Someone who’s munching at a bagel or a pretzel in New York might not raise any eyebrows, but if the same individual were to gorge on gol gappas in mid street, even busy New Yorkers might take notice. And even though the world has evened out a great deal, despite the parochial tendencies of present day ‘world leaders’, something largely unfamiliar to the locals is bound to create more than a ripple of interest.
Parathas, those delicious flaky stuffed savoury pancakes, to use an inadequate description, are usually the staple diet of north Indians and go well with cooler climes. Searing summers are no bar for such sumptuous breakfast delights, but on a wintery morning, they are the kings of the table. Idlis and sambhar on the other hand, again the hotter the better, typically find themselves ending up in the satiated middles of Indians who reside in the southern states.
But, as we all know, idlis, parathas, noodles, pizzas, and other such human favourites, are no longer the exclusive domains of certain territories in our world. Happily, one can find them all over the place, everywhere, and nowadays, at any time.
Yet, to be treated to authentic, soft, perfect, idlis ready to be dipped in the most tantalising of sambhars, while vacationing in the hills, is a matter of sheer bliss. The most appropriate, reasonably healthy, delicious and satisfying breakfast is one that is offered with generous helpings of this delicacy. And when one is able to discover that a north Indian chef, or perhaps a migrant south Indian expert, has prepared them to perfection, high up in the mountains, one’s eyes widen, one’s taste buds dance uninhibitedly and one’s mind begins to sing.
So intense is this author’s love for the southern style of breakfast, complete with a large tumbler of the strongest filter coffee, that one starts to actually pray for idlis when only parathas, aaloo puri and poha et al have been on the menu for a few days.
And, for some divine reason, in unlikely places like Ranikhet, Dwarahat, Solan and Mussoorie, one’s prayers have been answered emphatically, over the years. Not that the other sorts of breakfast foods have no appeal for me. Breakfast is when one is at one’s hungriest, and all kinds of savoury items are very welcome.
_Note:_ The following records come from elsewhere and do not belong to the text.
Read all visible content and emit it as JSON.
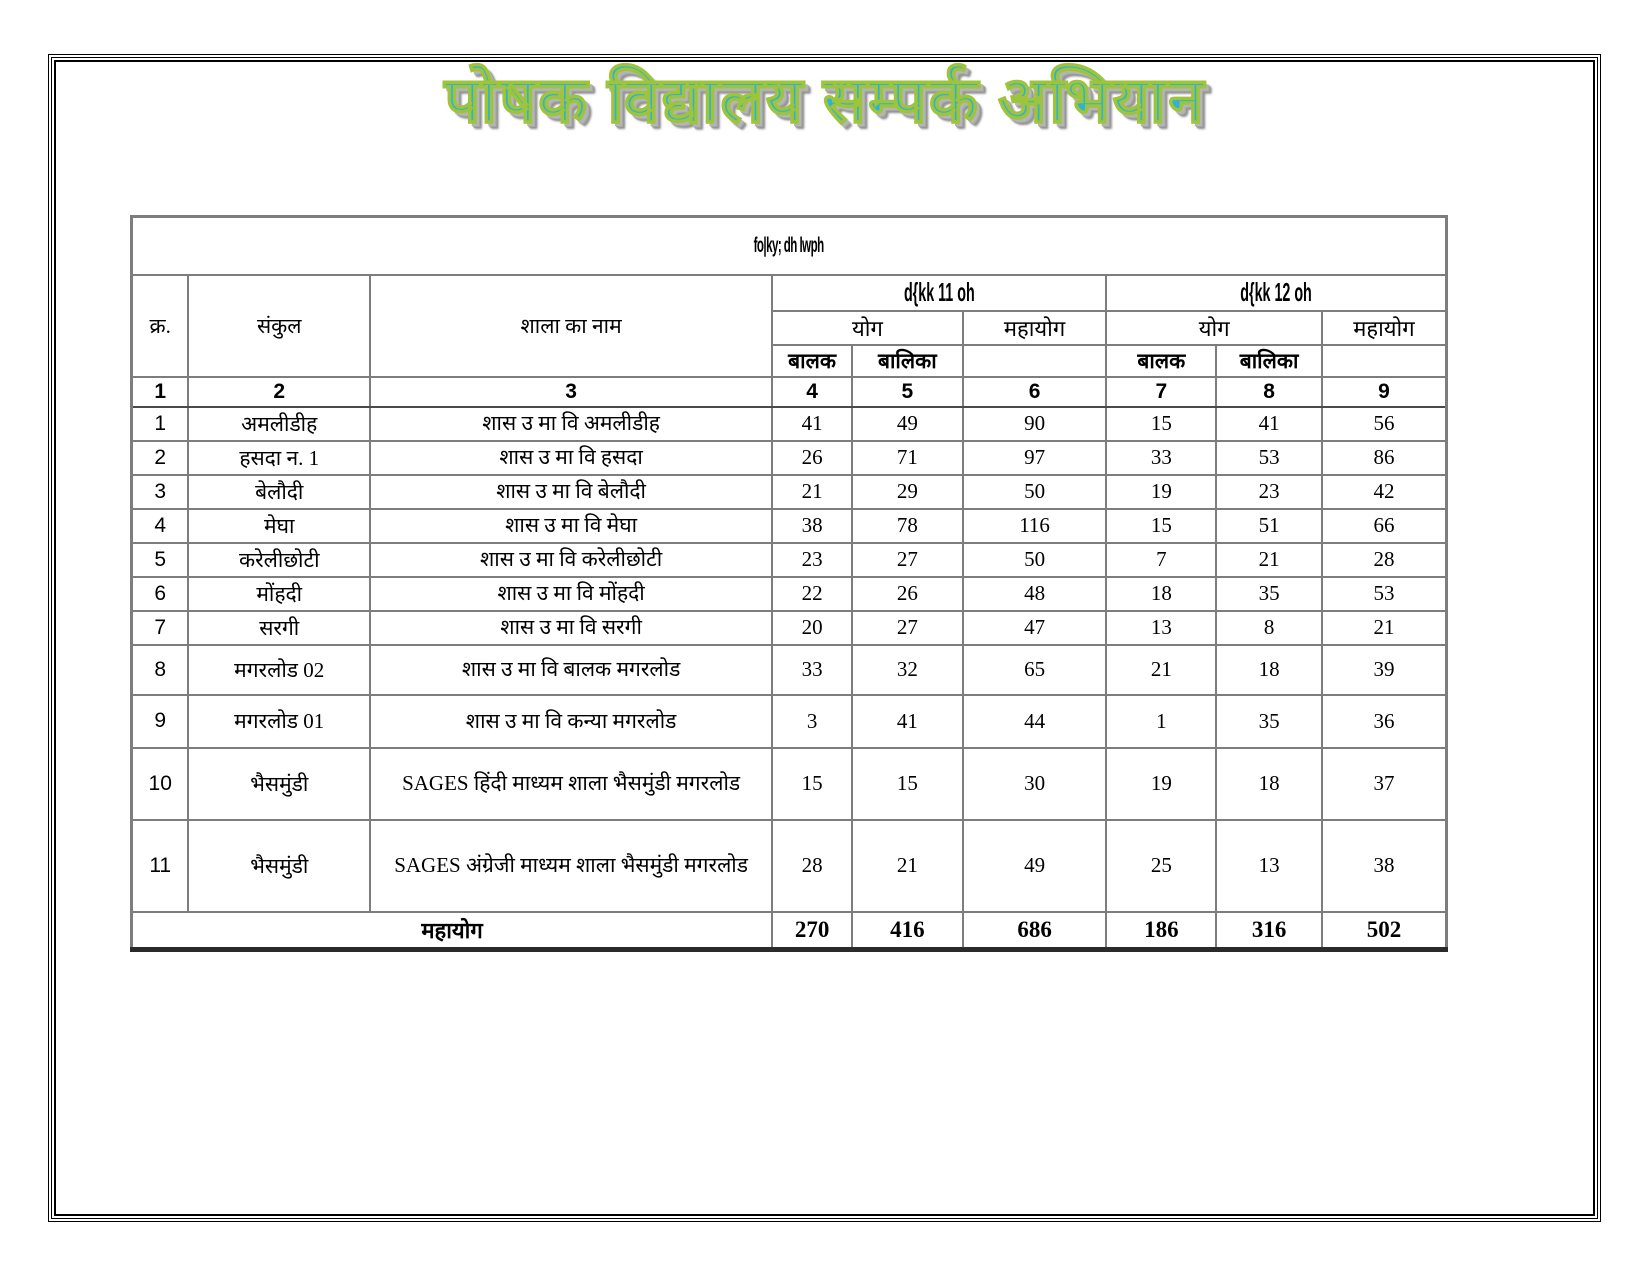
{
  "wordart_title": "पोषक विद्यालय सम्पर्क अभियान",
  "accent_colors": {
    "title_fill": "#2fb3d4",
    "title_outline": "#9dc43b",
    "title_shadow": "#969696",
    "grid_line": "#7d7d7d"
  },
  "table": {
    "title": "fo|ky; dh lwph",
    "header": {
      "sn": "क्र.",
      "cluster": "संकुल",
      "school": "शाला का नाम",
      "class11": "d{kk 11 oh",
      "class12": "d{kk 12 oh",
      "yog": "योग",
      "mahayog": "महायोग",
      "balak": "बालक",
      "balika": "बालिका",
      "col_numbers": [
        "1",
        "2",
        "3",
        "4",
        "5",
        "6",
        "7",
        "8",
        "9"
      ]
    },
    "rows": [
      {
        "sn": "1",
        "cluster": "अमलीडीह",
        "school": "शास उ मा वि अमलीडीह",
        "values": [
          "41",
          "49",
          "90",
          "15",
          "41",
          "56"
        ]
      },
      {
        "sn": "2",
        "cluster": "हसदा न. 1",
        "school": "शास उ मा वि हसदा",
        "values": [
          "26",
          "71",
          "97",
          "33",
          "53",
          "86"
        ]
      },
      {
        "sn": "3",
        "cluster": "बेलौदी",
        "school": "शास उ मा वि बेलौदी",
        "values": [
          "21",
          "29",
          "50",
          "19",
          "23",
          "42"
        ]
      },
      {
        "sn": "4",
        "cluster": "मेघा",
        "school": "शास उ मा वि मेघा",
        "values": [
          "38",
          "78",
          "116",
          "15",
          "51",
          "66"
        ]
      },
      {
        "sn": "5",
        "cluster": "करेलीछोटी",
        "school": "शास उ मा वि करेलीछोटी",
        "values": [
          "23",
          "27",
          "50",
          "7",
          "21",
          "28"
        ]
      },
      {
        "sn": "6",
        "cluster": "मोंहदी",
        "school": "शास उ मा वि मोंहदी",
        "values": [
          "22",
          "26",
          "48",
          "18",
          "35",
          "53"
        ]
      },
      {
        "sn": "7",
        "cluster": "सरगी",
        "school": "शास उ मा वि सरगी",
        "values": [
          "20",
          "27",
          "47",
          "13",
          "8",
          "21"
        ]
      },
      {
        "sn": "8",
        "cluster": "मगरलोड 02",
        "school": "शास उ मा वि बालक मगरलोड",
        "values": [
          "33",
          "32",
          "65",
          "21",
          "18",
          "39"
        ]
      },
      {
        "sn": "9",
        "cluster": "मगरलोड 01",
        "school": "शास उ मा वि कन्या मगरलोड",
        "values": [
          "3",
          "41",
          "44",
          "1",
          "35",
          "36"
        ]
      },
      {
        "sn": "10",
        "cluster": "भैसमुंडी",
        "school": "SAGES हिंदी माध्यम शाला भैसमुंडी मगरलोड",
        "values": [
          "15",
          "15",
          "30",
          "19",
          "18",
          "37"
        ]
      },
      {
        "sn": "11",
        "cluster": "भैसमुंडी",
        "school": "SAGES अंग्रेजी माध्यम शाला भैसमुंडी मगरलोड",
        "values": [
          "28",
          "21",
          "49",
          "25",
          "13",
          "38"
        ]
      }
    ],
    "total": {
      "label": "महायोग",
      "values": [
        "270",
        "416",
        "686",
        "186",
        "316",
        "502"
      ]
    }
  }
}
But the levels of delight that one feels as soon as some spicy sambhar accompanied by idlis, vadas, uttapams or dosas, makes its way into one’s mouth, can seldom be matched.
The fact about eating idlis in the hills is that this act also turns one into a philosopher. One begins to ponder over globalisation, progress, egalitarianism and the relentless march of humanity! Food for thought takes on a whole new meaning in such circumstances.
The situation is then rather akin to a soulful rendition of raag darbari by a renowned exponent in the backdrop of the Golden Gate Bridge in San Francisco. The said raag would surely have an exponentially different impact on keen listeners in such unfamiliar locales. A Scottish bagpiper band complete with kilts et al would find similarly agog listeners and viewers in Sangrur or Kottayam, for example.
Contextualising any aspect of human life is a valid exercise for the mind. There are flavours, fonts and odours which are essentially innate to a particular region and they simply wouldn’t present the same nuanced depth anywhere else. But today’s technology embellished, jet setting young professional has access to pretty much the whole world literally in his or her lap. No vista of human endeavour is out of bounds to such a globetrotter.
Yet, and I am perhaps contradicting myself, there is something about sipping kahva in the mountains and filter coffee in Chennai that brings about even more embalmment to the soul.
I guess the answer lies in each person’s heart. He alone knows what really makes him tick.